Jean Guéhenno aurait pu légitimement désespérer. Il ne s’est pas laissé aller à ce reniement. Il savait que, chez l’homme, on trouve toujours le pire, mais aussi le meilleur. L’abjection et le crime aisément côtoient l’héroïsme et la sainteté. C’est au meilleur de l’homme que voulait encore croire Jean Guéhenno. Choisissant cette forme optimiste de pensée, l’incroyant Guéhenno songeait-il ainsi qu’il rejoignait l’absolu de la foi chrétienne ?

Je relis une page rédigée en 1940, en décembre, au plus profond de l’asservissement. Il écrivait : « J’ai peiné trente ans. J’ai été dur et plein de colère. J’ai regardé mes contemporains comme des ennemis, chaque fois que je les ai trouvés enclins à se contenter d’un monde où je ne reconnaissais moi-même que misère et injustice. J’ai brandi, comme des épées, quelques petites idées que, naturellement, je croyais sorties du plus profond de moi, quand peut-être elles m’étaient seulement soufflées par les furies du temps (...) J’ai employé à me battre pour l’amour de l’humanité les années qui m’avaient été offertes pour gentiment et modestement aimer quelques créatures. J’ai mal vécu, mal aimé. Je n’en ai pas pris le temps. Trente fois, dès le mois de mars, les fleurs des amandiers m’ont averti. Je n’ai pas entendu leur avertissement. (...) Et maintenant le beau temps est passé, les créatures, celles que je devais aimer, presque toutes, sont mortes. Et je reste avec mon amour de l’humanité, sans emploi, sans objet, sauf, pour l’assouvir, à reprendre, dès que cela sera de nouveau possible, et jusqu’à la mort, mon combat ».
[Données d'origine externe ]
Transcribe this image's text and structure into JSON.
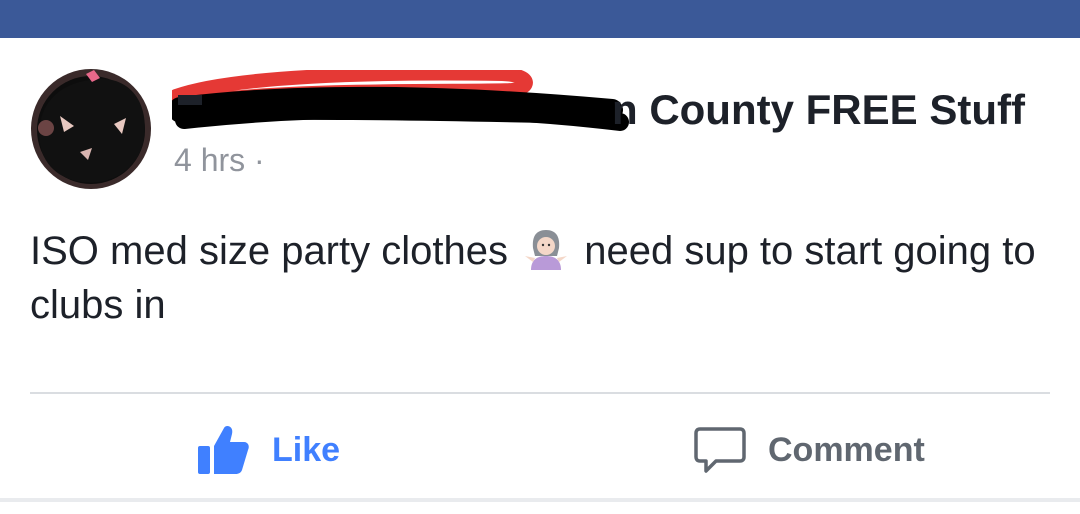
{
  "colors": {
    "top_bar": "#3b5998",
    "like_blue": "#4080ff",
    "text_primary": "#1d2129",
    "text_secondary": "#90949c",
    "divider": "#dadde1"
  },
  "post": {
    "group_name_visible": "n County FREE Stuff",
    "timestamp": "4 hrs ·",
    "body_part1": "ISO med size party clothes",
    "body_emoji": "person-shrugging-emoji",
    "body_part2": "need sup to start going to clubs in"
  },
  "actions": {
    "like_label": "Like",
    "like_icon": "thumbs-up-icon",
    "comment_label": "Comment",
    "comment_icon": "speech-bubble-icon"
  }
}
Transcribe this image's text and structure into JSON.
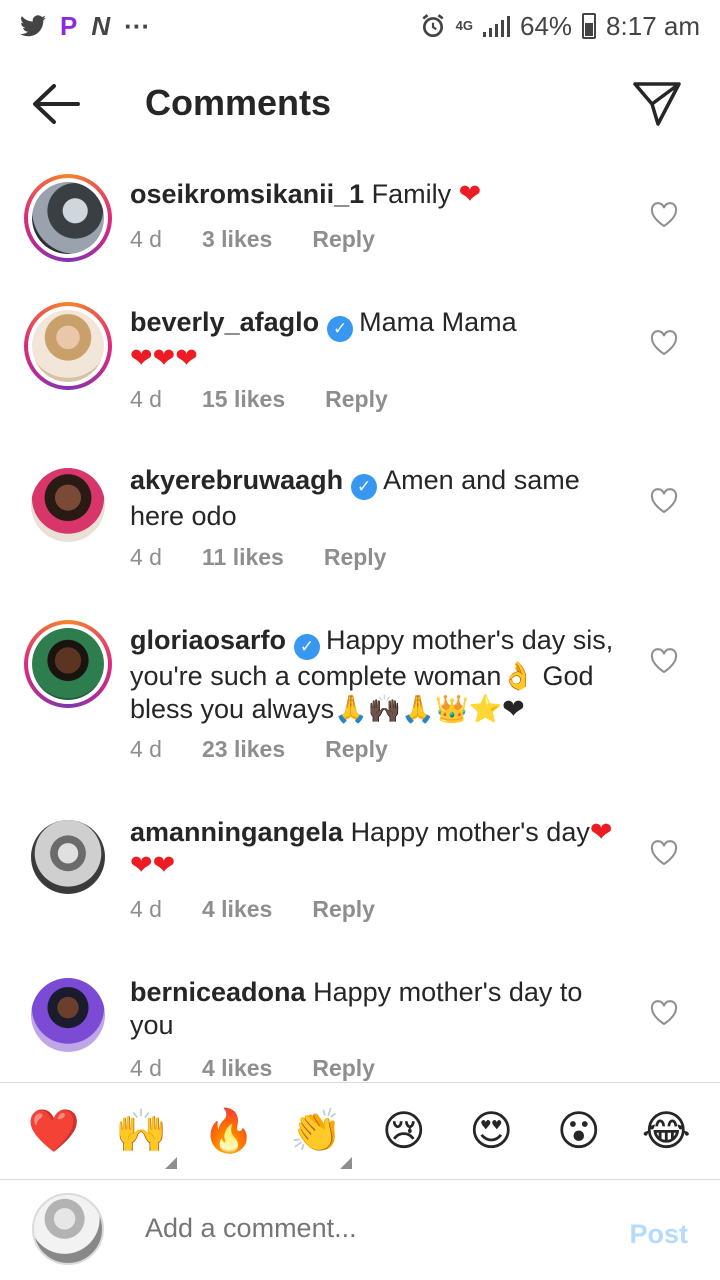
{
  "status": {
    "app_icons": [
      "twitter-icon",
      "p-app-icon",
      "n-app-icon"
    ],
    "more": "···",
    "network": "4G",
    "battery": "64%",
    "time": "8:17 am"
  },
  "header": {
    "title": "Comments"
  },
  "comments": [
    {
      "user": "oseikromsikanii_1",
      "verified": false,
      "text": "Family",
      "hearts": "❤",
      "age": "4 d",
      "likes": "3 likes",
      "reply": "Reply"
    },
    {
      "user": "beverly_afaglo",
      "verified": true,
      "text": "Mama Mama",
      "hearts": "❤❤❤",
      "age": "4 d",
      "likes": "15 likes",
      "reply": "Reply"
    },
    {
      "user": "akyerebruwaagh",
      "verified": true,
      "text": "Amen and same here odo",
      "hearts": "",
      "age": "4 d",
      "likes": "11 likes",
      "reply": "Reply"
    },
    {
      "user": "gloriaosarfo",
      "verified": true,
      "text": "Happy mother's day sis, you're such a complete woman👌 God bless you always🙏🙌🏿🙏👑⭐❤",
      "hearts": "",
      "age": "4 d",
      "likes": "23 likes",
      "reply": "Reply"
    },
    {
      "user": "amanningangela",
      "verified": false,
      "text": "Happy mother's day",
      "hearts": "❤❤❤",
      "age": "4 d",
      "likes": "4 likes",
      "reply": "Reply"
    },
    {
      "user": "berniceadona",
      "verified": false,
      "text": "Happy mother's day to you",
      "hearts": "",
      "age": "4 d",
      "likes": "4 likes",
      "reply": "Reply"
    }
  ],
  "reactions": [
    "❤️",
    "🙌",
    "🔥",
    "👏",
    "😢",
    "😍",
    "😮",
    "😂"
  ],
  "composer": {
    "placeholder": "Add a comment...",
    "post": "Post"
  }
}
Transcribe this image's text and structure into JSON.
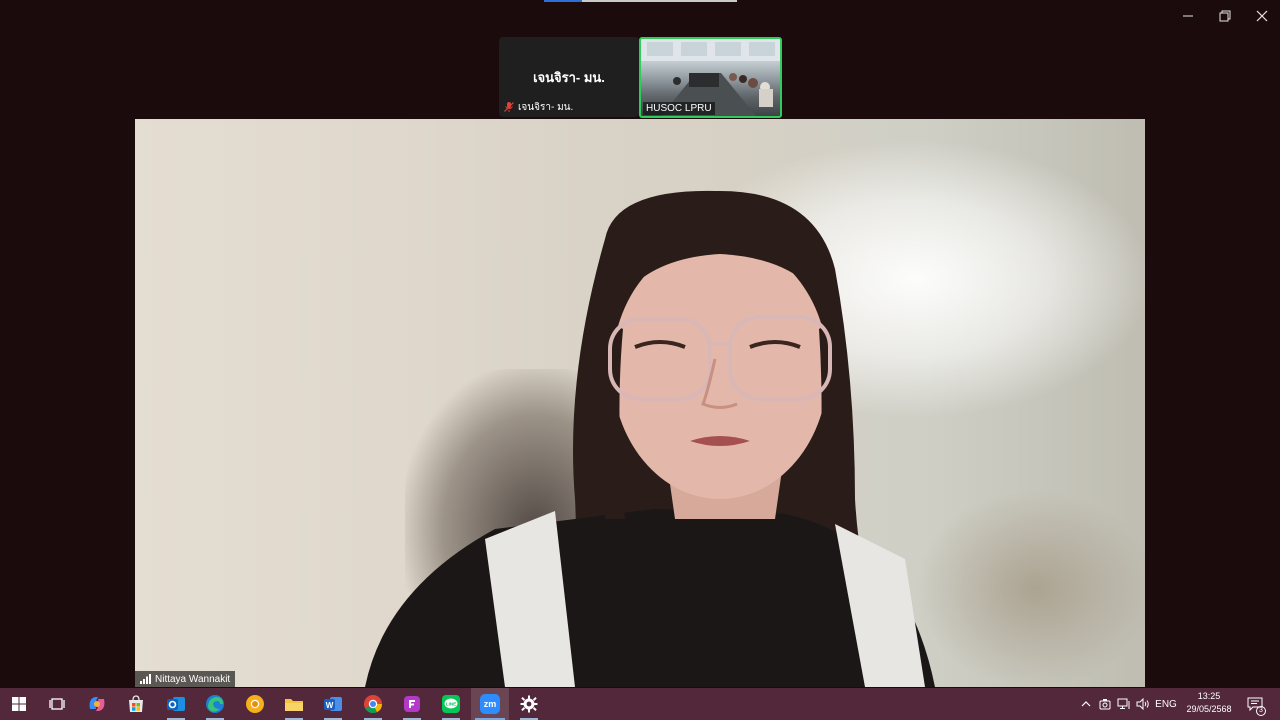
{
  "window": {
    "minimize_icon": "minimize-icon",
    "restore_icon": "restore-icon",
    "close_icon": "close-icon"
  },
  "gallery": {
    "participant_name_tile": {
      "display_name": "เจนจิรา- มน.",
      "label": "เจนจิรา- มน.",
      "muted_icon": "mic-muted-icon"
    },
    "participant_video_tile": {
      "label": "HUSOC LPRU",
      "active_speaker_border": "#2fcc5b"
    }
  },
  "main_video": {
    "speaker_name": "Nittaya Wannakit",
    "signal_icon": "signal-bars-icon"
  },
  "taskbar": {
    "background": "#52283a",
    "items": [
      {
        "name": "start",
        "icon": "windows-start-icon"
      },
      {
        "name": "task-view",
        "icon": "task-view-icon"
      },
      {
        "name": "copilot",
        "icon": "copilot-icon"
      },
      {
        "name": "store",
        "icon": "microsoft-store-icon"
      },
      {
        "name": "outlook",
        "icon": "outlook-icon"
      },
      {
        "name": "edge",
        "icon": "edge-icon"
      },
      {
        "name": "chrome-canary",
        "icon": "chrome-yellow-icon"
      },
      {
        "name": "file-explorer",
        "icon": "folder-icon"
      },
      {
        "name": "word",
        "icon": "word-icon"
      },
      {
        "name": "chrome",
        "icon": "chrome-icon"
      },
      {
        "name": "pdf-app",
        "icon": "pdf-app-icon"
      },
      {
        "name": "line",
        "icon": "line-icon"
      },
      {
        "name": "zoom",
        "icon": "zoom-icon",
        "label": "zm"
      },
      {
        "name": "settings",
        "icon": "gear-icon"
      }
    ],
    "tray": {
      "chevron_icon": "chevron-up-icon",
      "meet_icon": "camera-tray-icon",
      "network_icon": "network-icon",
      "volume_icon": "volume-icon",
      "language": "ENG",
      "time": "13:25",
      "date": "29/05/2568",
      "notifications_icon": "notification-icon",
      "notification_count": "3"
    }
  }
}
Près de quarante fois encore, après qu’il ait écrit ces lignes, les amandiers ont refleuri. Le cœur de Jean Guéhenno s’est ouvert. Il a trouvé près de lui des êtres à aimer. Son destin résume, en notre siècle si dur, tout le cycle parcouru par la gauche. Toute sa foi et tous ses doutes. Et la voie nouvelle où, si elle veut vivre — et il faut qu’elle vive —, elle doit s’engager.

Au mois de juillet 1978, se tint à Paris un colloque international. C’était le bicentenaire à la fois de Voltaire et de Jean-Jacques Rousseau. Les discours se succédèrent. Jean Guéhenno s’était rendu là sans songer à parler. Des propos furent tenus qui lui ont déplu. Il leva le bras, demanda la parole. Tous ceux qui ont entendu cet homme de quatre-vingt-huit ans s’enflammer, comme au temps de sa jeunesse, pour les idées éternelles dont il n’oubliait rien, ont gardé le souvenir, ce jour-là, une fois de plus, de cette saisissante éloquence qui avait ému tant d’auditeurs au long de tant d’années et qui rappelait, presque avec colère, que Voltaire, c’était d’abord la liberté et Jean-Jacques Rousseau d’abord la justice. Ce fut le dernier message que légua Jean Guéhenno. Dans l’instant qui suivit, il était frappé d’hémiplégie. Il mourut le 22 septembre 1978.

Quelques mois plus tôt, à Port-Blanc, il avait dit à Mme Jean Guéhenno, en montrant la mer : « Au fond, c’est là que je voudrais être ». Les siens ont obéi à ce vœu. Les cendres de Jean Guéhenno furent portées dans une urne à bord d’un bateau de pêche. Celui qui conduisait ce bateau était un pêcheur. Il aimait bien M. Guéhenno. Le bateau quitta le port. Jean Guéhenno aimait tant partir en mer. C’était son dernier voyage, voilà tout.

Il était 8 heures du matin. Une petite brume enveloppait tout, choses et gens. Quand on passa au large, on ne vit pas même les Sept îles. La terre, on l’avait très vite perdue de vue. On était derrière l’île Rouzic. Le patron arrêta son moteur. Absolu, le silence. Le patron et le matelot, alors, se découvrirent, ôtant l’un sa casquette, l’autre son petit bonnet de laine bleue. On jeta l’urne à la mer qui se referma sur les restes mortels de Jean Guéhenno.

Alors on vit paraître un grand oiseau blanc avec des ailes noires. C’était un fou-de-bassan, comme Jean Guéhenno savait si bien les reconnaître. L’oiseau vola quelques instants au-dessus du bateau. Puis il s’éloigna. La brume se déchira. De nouveau, le soleil apparut. Le patron avait remis son moteur en marche. Le bateau, dans la lumière, repartait vers la terre. Il repartait vers ce que Jean Guéhenno avait le mieux et avec le plus de confiance chanté : la vie.